Shovelling coal in the hot furnace-room of a steamer is work by the side of which almost any other seems like mere play, and if Andrew Jackson Washington Jones could suddenly have been carried back to that wood-pile he would have attacked it with an energy that would have astonished his mother.

But he was not there, which was his own fault, and he was obliged to shovel coal, which was the fault of the ill-natured fireman, both of which facts made of Andrew Jackson as miserable a little colored boy as ever strayed into mischief for the sake of a few cat-fish.

For nearly two hours—and he would not have been surprised had he been told two days had passed—he shovelled coal, while the perspiration rolled down in streams from his face, and to add to his misery he lost his valued clappers through the grating. Then the fireman said:

"Now, then, boy, we're going to stop pretty soon, and you'd better get on deck if you want to go ashore; for you're only about twenty miles from home now, and at the next stopping-place you'll be fifty miles away."

Andrew dropped that shovel as if it had suddenly become hot, and when the steamer stopped he was the first person who landed, having carelessly stepped on the mate's foot, and been thrown ashore by him before the gang plank was out.
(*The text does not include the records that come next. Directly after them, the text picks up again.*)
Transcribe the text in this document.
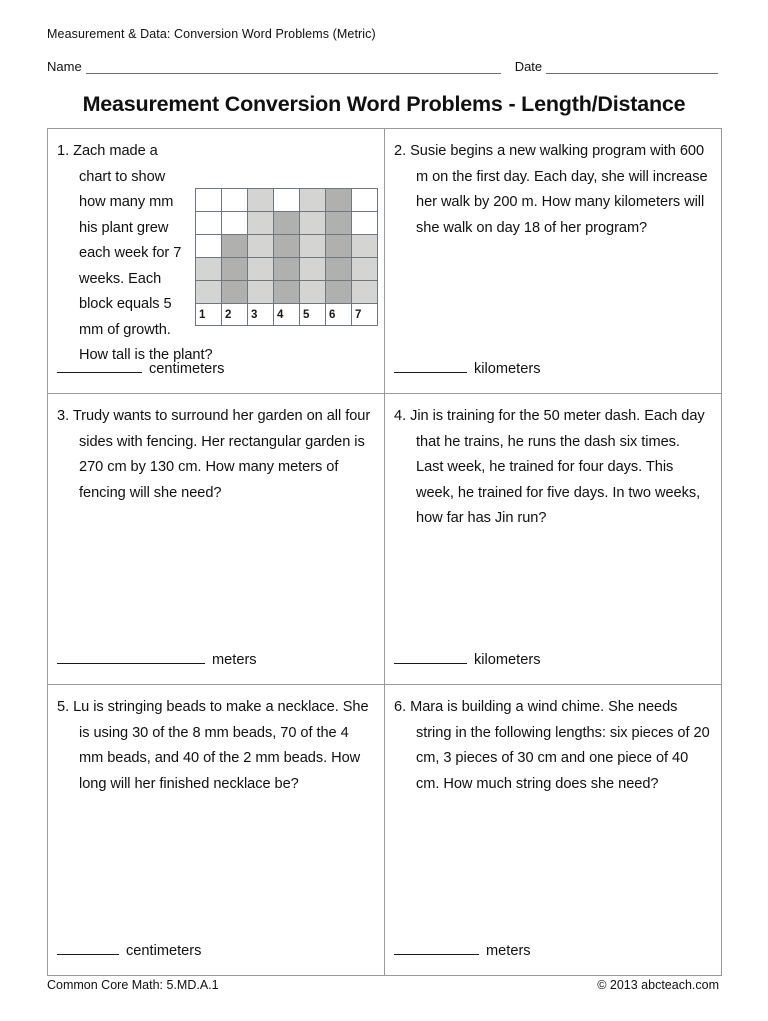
Measurement & Data: Conversion Word Problems (Metric)
Name	Date
Measurement Conversion Word Problems - Length/Distance

1	2	3	4	5	6	7

1. Zach made a chart to show how many mm his plant grew each week for 7 weeks. Each block equals 5 mm of growth. How tall is the plant?

centimeters

2. Susie begins a new walking program with 600 m on the first day. Each day, she will increase her walk by 200 m. How many kilometers will she walk on day 18 of her program?

kilometers

3. Trudy wants to surround her garden on all four sides with fencing. Her rectangular garden is 270 cm by 130 cm. How many meters of fencing will she need?

meters

4. Jin is training for the 50 meter dash. Each day that he trains, he runs the dash six times. Last week, he trained for four days. This week, he trained for five days. In two weeks, how far has Jin run?

kilometers

5. Lu is stringing beads to make a necklace. She is using 30 of the 8 mm beads, 70 of the 4 mm beads, and 40 of the 2 mm beads. How long will her finished necklace be?

centimeters

6. Mara is building a wind chime. She needs string in the following lengths: six pieces of 20 cm, 3 pieces of 30 cm and one piece of 40 cm. How much string does she need?

meters
Common Core Math: 5.MD.A.1	© 2013 abcteach.com
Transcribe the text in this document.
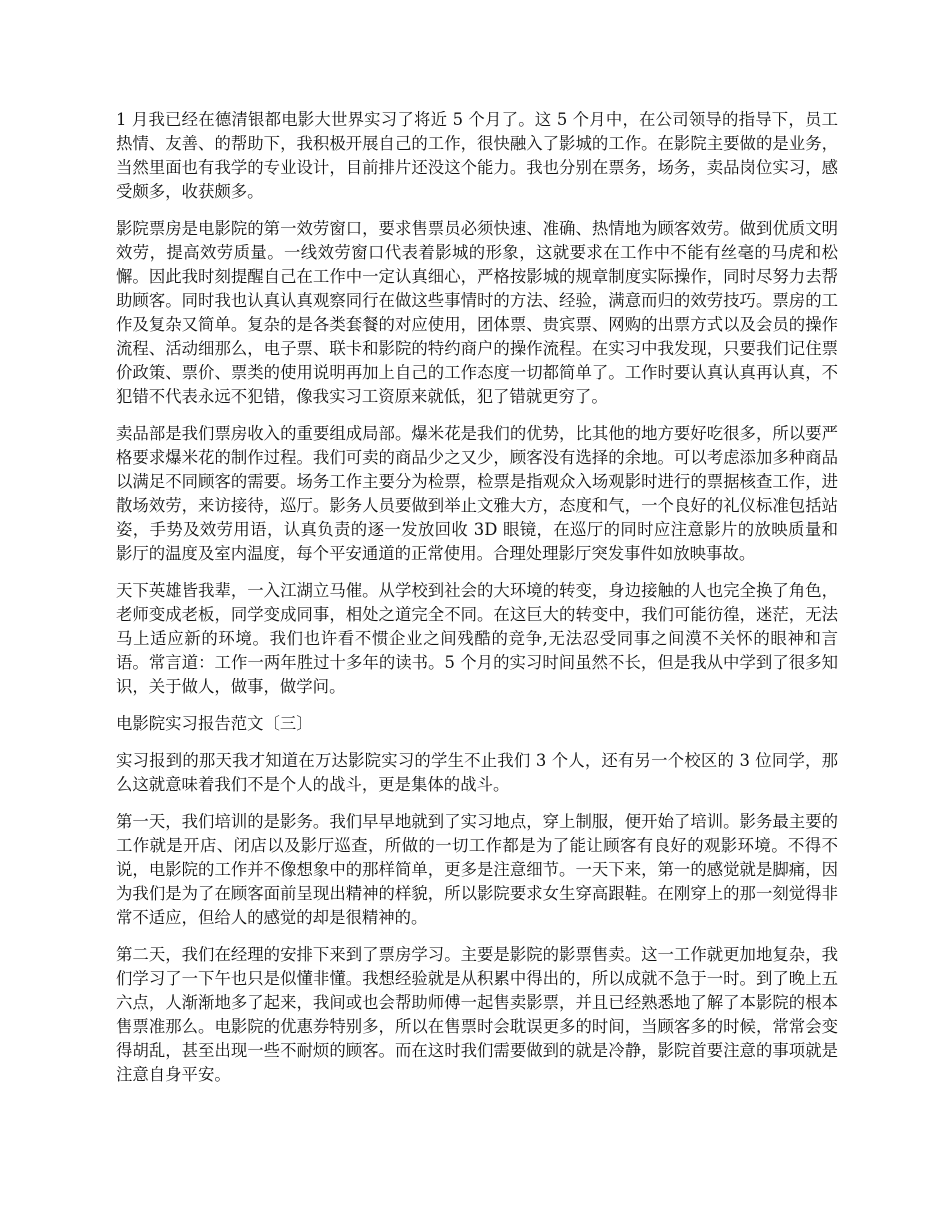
1 月我已经在德清银都电影大世界实习了将近 5 个月了。这 5 个月中，在公司领导的指导下，员工热情、友善、的帮助下，我积极开展自己的工作，很快融入了影城的工作。在影院主要做的是业务，当然里面也有我学的专业设计，目前排片还没这个能力。我也分别在票务，场务，卖品岗位实习，感受颇多，收获颇多。

影院票房是电影院的第一效劳窗口，要求售票员必须快速、准确、热情地为顾客效劳。做到优质文明效劳，提高效劳质量。一线效劳窗口代表着影城的形象，这就要求在工作中不能有丝毫的马虎和松懈。因此我时刻提醒自己在工作中一定认真细心，严格按影城的规章制度实际操作，同时尽努力去帮助顾客。同时我也认真认真观察同行在做这些事情时的方法、经验，满意而归的效劳技巧。票房的工作及复杂又简单。复杂的是各类套餐的对应使用，团体票、贵宾票、网购的出票方式以及会员的操作流程、活动细那么，电子票、联卡和影院的特约商户的操作流程。在实习中我发现，只要我们记住票价政策、票价、票类的使用说明再加上自己的工作态度一切都简单了。工作时要认真认真再认真，不犯错不代表永远不犯错，像我实习工资原来就低，犯了错就更穷了。

卖品部是我们票房收入的重要组成局部。爆米花是我们的优势，比其他的地方要好吃很多，所以要严格要求爆米花的制作过程。我们可卖的商品少之又少，顾客没有选择的余地。可以考虑添加多种商品以满足不同顾客的需要。场务工作主要分为检票，检票是指观众入场观影时进行的票据核查工作，进散场效劳，来访接待，巡厅。影务人员要做到举止文雅大方，态度和气，一个良好的礼仪标准包括站姿，手势及效劳用语，认真负责的逐一发放回收 3D 眼镜，在巡厅的同时应注意影片的放映质量和影厅的温度及室内温度，每个平安通道的正常使用。合理处理影厅突发事件如放映事故。

天下英雄皆我辈，一入江湖立马催。从学校到社会的大环境的转变，身边接触的人也完全换了角色，老师变成老板，同学变成同事，相处之道完全不同。在这巨大的转变中，我们可能彷徨，迷茫，无法马上适应新的环境。我们也许看不惯企业之间残酷的竞争,无法忍受同事之间漠不关怀的眼神和言语。常言道：工作一两年胜过十多年的读书。5 个月的实习时间虽然不长，但是我从中学到了很多知识，关于做人，做事，做学问。

电影院实习报告范文〔三〕

实习报到的那天我才知道在万达影院实习的学生不止我们 3 个人，还有另一个校区的 3 位同学，那么这就意味着我们不是个人的战斗，更是集体的战斗。

第一天，我们培训的是影务。我们早早地就到了实习地点，穿上制服，便开始了培训。影务最主要的工作就是开店、闭店以及影厅巡查，所做的一切工作都是为了能让顾客有良好的观影环境。不得不说，电影院的工作并不像想象中的那样简单，更多是注意细节。一天下来，第一的感觉就是脚痛，因为我们是为了在顾客面前呈现出精神的样貌，所以影院要求女生穿高跟鞋。在刚穿上的那一刻觉得非常不适应，但给人的感觉的却是很精神的。

第二天，我们在经理的安排下来到了票房学习。主要是影院的影票售卖。这一工作就更加地复杂，我们学习了一下午也只是似懂非懂。我想经验就是从积累中得出的，所以成就不急于一时。到了晚上五六点，人渐渐地多了起来，我间或也会帮助师傅一起售卖影票，并且已经熟悉地了解了本影院的根本售票准那么。电影院的优惠券特别多，所以在售票时会耽误更多的时间，当顾客多的时候，常常会变得胡乱，甚至出现一些不耐烦的顾客。而在这时我们需要做到的就是冷静，影院首要注意的事项就是注意自身平安。
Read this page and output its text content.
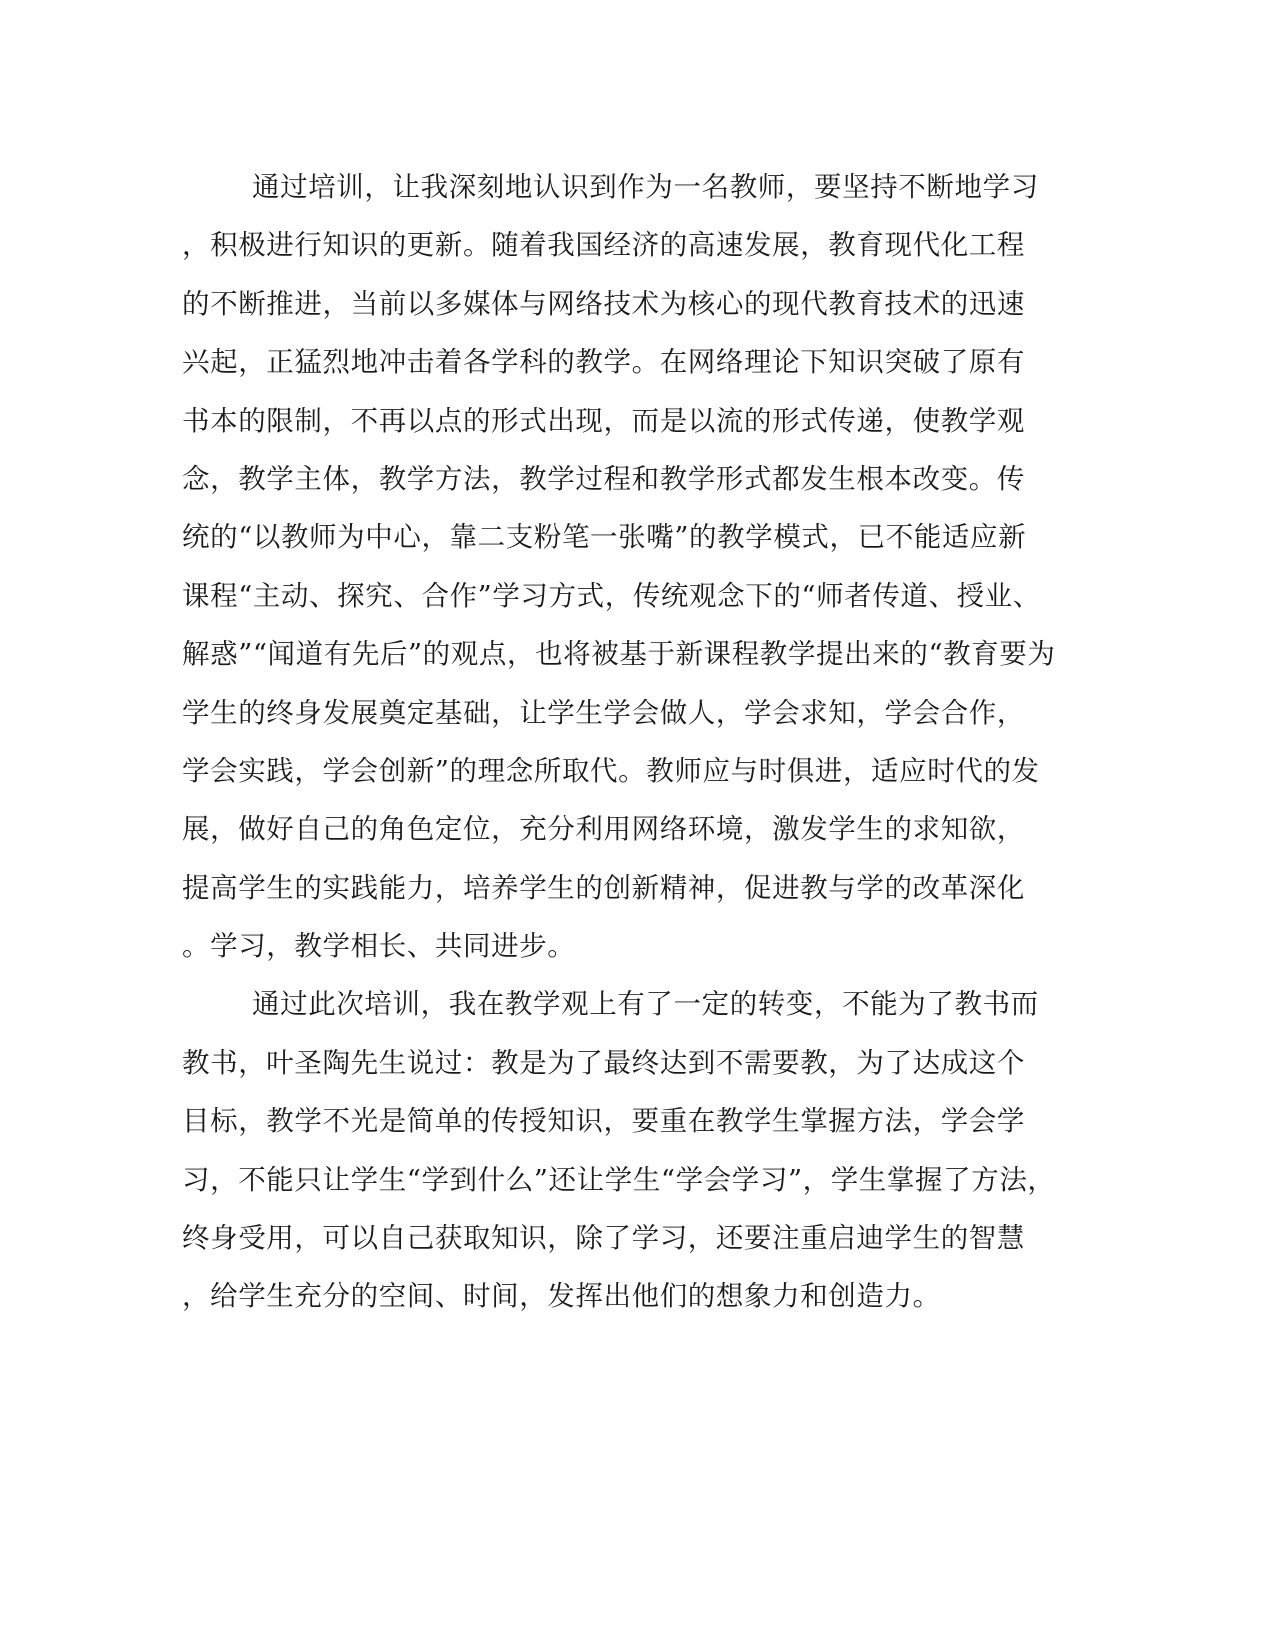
通过培训，让我深刻地认识到作为一名教师，要坚持不断地学习
，积极进行知识的更新。随着我国经济的高速发展，教育现代化工程
的不断推进，当前以多媒体与网络技术为核心的现代教育技术的迅速
兴起，正猛烈地冲击着各学科的教学。在网络理论下知识突破了原有
书本的限制，不再以点的形式出现，而是以流的形式传递，使教学观
念，教学主体，教学方法，教学过程和教学形式都发生根本改变。传
统的“以教师为中心，靠二支粉笔一张嘴”的教学模式，已不能适应新
课程“主动、探究、合作”学习方式，传统观念下的“师者传道、授业、
解惑”“闻道有先后”的观点，也将被基于新课程教学提出来的“教育要为
学生的终身发展奠定基础，让学生学会做人，学会求知，学会合作，
学会实践，学会创新”的理念所取代。教师应与时俱进，适应时代的发
展，做好自己的角色定位，充分利用网络环境，激发学生的求知欲，
提高学生的实践能力，培养学生的创新精神，促进教与学的改革深化
。学习，教学相长、共同进步。
通过此次培训，我在教学观上有了一定的转变，不能为了教书而
教书，叶圣陶先生说过：教是为了最终达到不需要教，为了达成这个
目标，教学不光是简单的传授知识，要重在教学生掌握方法，学会学
习，不能只让学生“学到什么”还让学生“学会学习”，学生掌握了方法，
终身受用，可以自己获取知识，除了学习，还要注重启迪学生的智慧
，给学生充分的空间、时间，发挥出他们的想象力和创造力。
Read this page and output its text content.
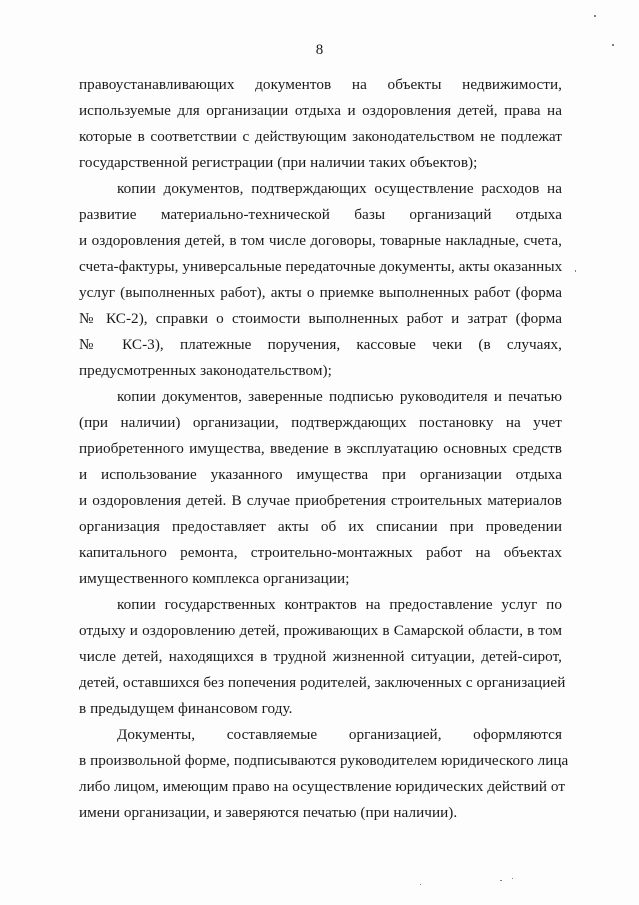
8
правоустанавливающих документов на объекты недвижимости,
используемые для организации отдыха и оздоровления детей, права на
которые в соответствии с действующим законодательством не подлежат
государственной регистрации (при наличии таких объектов);
копии документов, подтверждающих осуществление расходов на
развитие материально-технической базы организаций отдыха
и оздоровления детей, в том числе договоры, товарные накладные, счета,
счета-фактуры, универсальные передаточные документы, акты оказанных
услуг (выполненных работ), акты о приемке выполненных работ (форма
№ КС-2), справки о стоимости выполненных работ и затрат (форма
№ КС-3), платежные поручения, кассовые чеки (в случаях,
предусмотренных законодательством);
копии документов, заверенные подписью руководителя и печатью
(при наличии) организации, подтверждающих постановку на учет
приобретенного имущества, введение в эксплуатацию основных средств
и использование указанного имущества при организации отдыха
и оздоровления детей. В случае приобретения строительных материалов
организация предоставляет акты об их списании при проведении
капитального ремонта, строительно-монтажных работ на объектах
имущественного комплекса организации;
копии государственных контрактов на предоставление услуг по
отдыху и оздоровлению детей, проживающих в Самарской области, в том
числе детей, находящихся в трудной жизненной ситуации, детей-сирот,
детей, оставшихся без попечения родителей, заключенных с организацией
в предыдущем финансовом году.
Документы, составляемые организацией, оформляются
в произвольной форме, подписываются руководителем юридического лица
либо лицом, имеющим право на осуществление юридических действий от
имени организации, и заверяются печатью (при наличии).
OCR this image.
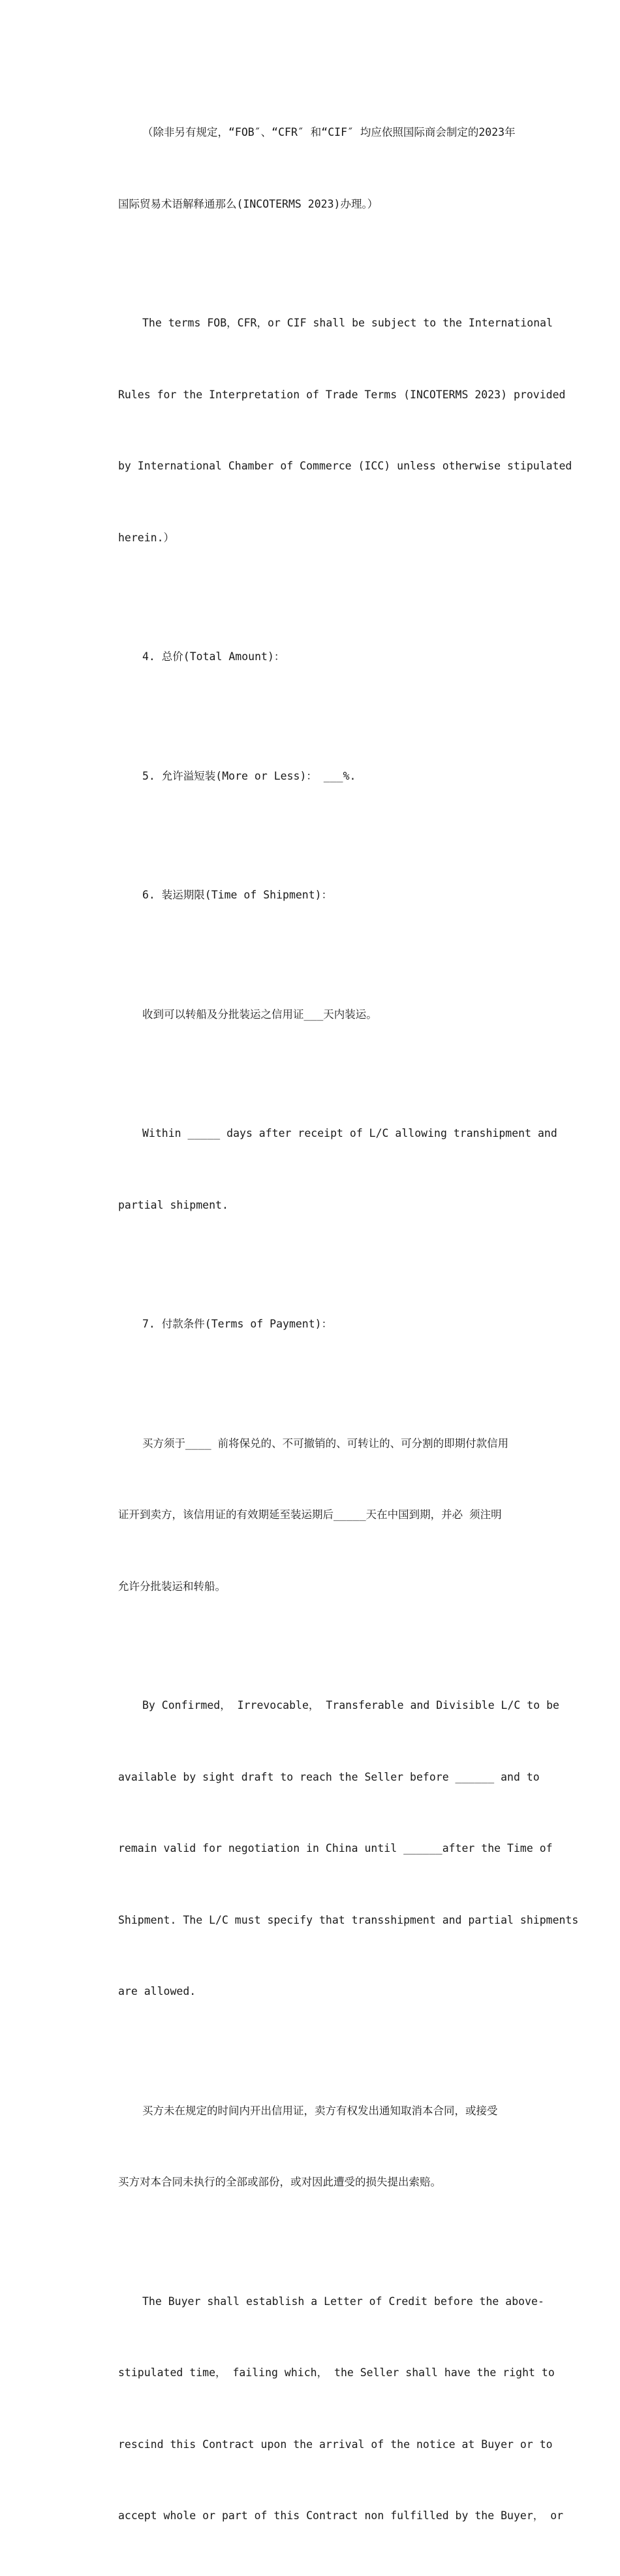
（除非另有规定，“FOB″、“CFR″ 和“CIF″ 均应依照国际商会制定的2023年

国际贸易术语解释通那么(INCOTERMS 2023)办理。）

The terms FOB，CFR，or CIF shall be subject to the International

Rules for the Interpretation of Trade Terms (INCOTERMS 2023) provided

by International Chamber of Commerce (ICC) unless otherwise stipulated

herein.）

4. 总价(Total Amount)：

5. 允许溢短装(More or Less)： ___%.

6. 装运期限(Time of Shipment)：

收到可以转船及分批装运之信用证___天内装运。

Within _____ days after receipt of L/C allowing transhipment and

partial shipment.

7. 付款条件(Terms of Payment)：

买方须于____ 前将保兑的、不可撤销的、可转让的、可分割的即期付款信用

证开到卖方，该信用证的有效期延至装运期后_____天在中国到期，并必 须注明

允许分批装运和转船。

By Confirmed， Irrevocable， Transferable and Divisible L/C to be

available by sight draft to reach the Seller before ______ and to

remain valid for negotiation in China until ______after the Time of

Shipment. The L/C must specify that transshipment and partial shipments

are allowed.

买方未在规定的时间内开出信用证，卖方有权发出通知取消本合同，或接受

买方对本合同未执行的全部或部份，或对因此遭受的损失提出索赔。

The Buyer shall establish a Letter of Credit before the above-

stipulated time， failing which， the Seller shall have the right to

rescind this Contract upon the arrival of the notice at Buyer or to

accept whole or part of this Contract non fulfilled by the Buyer， or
The moment he was fairly on his feet he started up the pier toward the town at a speed that would have persuaded his mother he had a fit, could she have seen him, and it was not until he got into the very centre of the village that he attempted to form any plan as to the future.

There he was, twenty miles from home, without any money, and his clappers lost. His hands were blistered, his clothes covered with cinders and coal dust, and he was more thoroughly hungry and tired than he ever remembered being before.

He looked down the road which a gentleman told him led to his home, and as he thought of that wood-pile twenty miles away, it seemed as if it would have been happiness indeed if he could only be there cutting it up and carrying it into the shed. He was hungry too, wonderfully hungry, but fortunately an old lady gave him two doughnuts and three crackers after she heard his story, and then she told him he was a cruel, wicked boy for not having done as his father had commanded him.

He knew it was necessary for him to trudge along if he ever wanted to get home, and every lazy bone in his body rebelled against the exercise.